Isn't that the fault of the banks? No. The Reserve's chiefs tell us that had the banks not raised their margins, they themselves would have lifted the cash rate to force retail rates to these levels. They think interest rates are where they should be.

Second, market fears over Europe have been a factor, exacerbating the rise in the dollar. But it would be ludicrous to pretend that Europe made more than a minor contribution to our two-speed economy.

The government and the Reserve also made two policy errors. Their goal was to ''make room'' for the mining boom by slowing down the rest of the economy. This would ''free up resources'' so that the mining boom could go ahead without sending inflation out of the Reserve's comfort zone, as it had in 2007-08.

Their goal was to slow down activity in the labour-intensive sections of the economy - manufacturing, retailing, tourism and all manner of services - to allow a boom in mining, which is highly capital-intensive. Clearly, that would hurt jobs.

Mining produces about 10 per cent of Australia's GDP, but employs only 2 per cent of its workers. Much of the activity now is in mining construction, but that is capital-intensive too.

In the year to November, when annual job growth was 63,000, the 50,500 jobs gained in mining and construction employment were outweighed by 51,500 lost in manufacturing alone. Three months later, the bureau estimates that in the year to February Australia added just 10,000 jobs. Updated figures on Thursday could show most of the economy shedding jobs.

This should have been predictable. If you shut down activity that employs a lot of people to ''make room'' for activity that employs few people, jobs growth will suffer. If you do enough of it, it will go backwards, as it is now.

Aren't there flow-ons from mining to the rest of the economy? Yes. Treasury deputy secretary David Gruen estimates ''the mining-related economy'' - ''those parts of the domestic manufacturing, construction and service industries that directly contribute to mining production and investment'' - has swollen from producing 4 per cent of GDP to 9 per cent.

Some of that is in the south-east. But the data is clear: the ''trickle down'' to south-eastern Australia from the mining boom is a trickle. What the high dollar and high rates are doing is not.

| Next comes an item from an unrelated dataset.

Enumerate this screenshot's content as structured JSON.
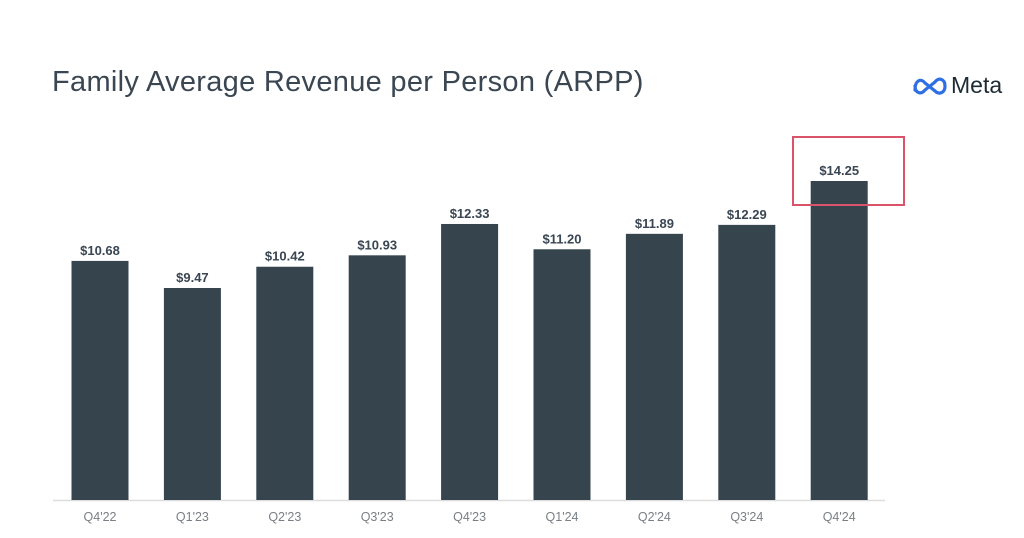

But aren't mining profits spent in Australia? When they fund more mining investment, yes. But there is less flow-on from mining dividends: 80 per cent of our mining shares are owned overseas, and most of the Australian shares are held by super funds whose job is to save, not spend.

That leads to the second policy error: the failure to realise that a mining boom with high interest rates would divide Australia into two economies.

The Reserve Bank has been preoccupied with ensuring that it does not let this mining boom unleash inflation as it did in 2007-08. In effect, it has set monetary policy to meet the needs of that industry, and not the mainstream of the economy, as it is meant to do.

Julia Gillard and Wayne Swan locked themselves in to delivering a budget surplus for political reasons. That will give Australia a contractionary budget when we need an expansionary one. The Coalition is not even at the game; they're out at some other field promising big spending cuts and job cuts, which would put the south-east in deeper trouble.

The Reserve needs to show the humility, and integrity, to admit that it got it wrong. Interest rates are far too high for the mainstream of Australia's economy. Swan and Gillard should find the courage to also change course and produce a budget that meets Australia's economic needs, not their political ones.

To err is human. But not to correct one's errors, when one can, is perverse.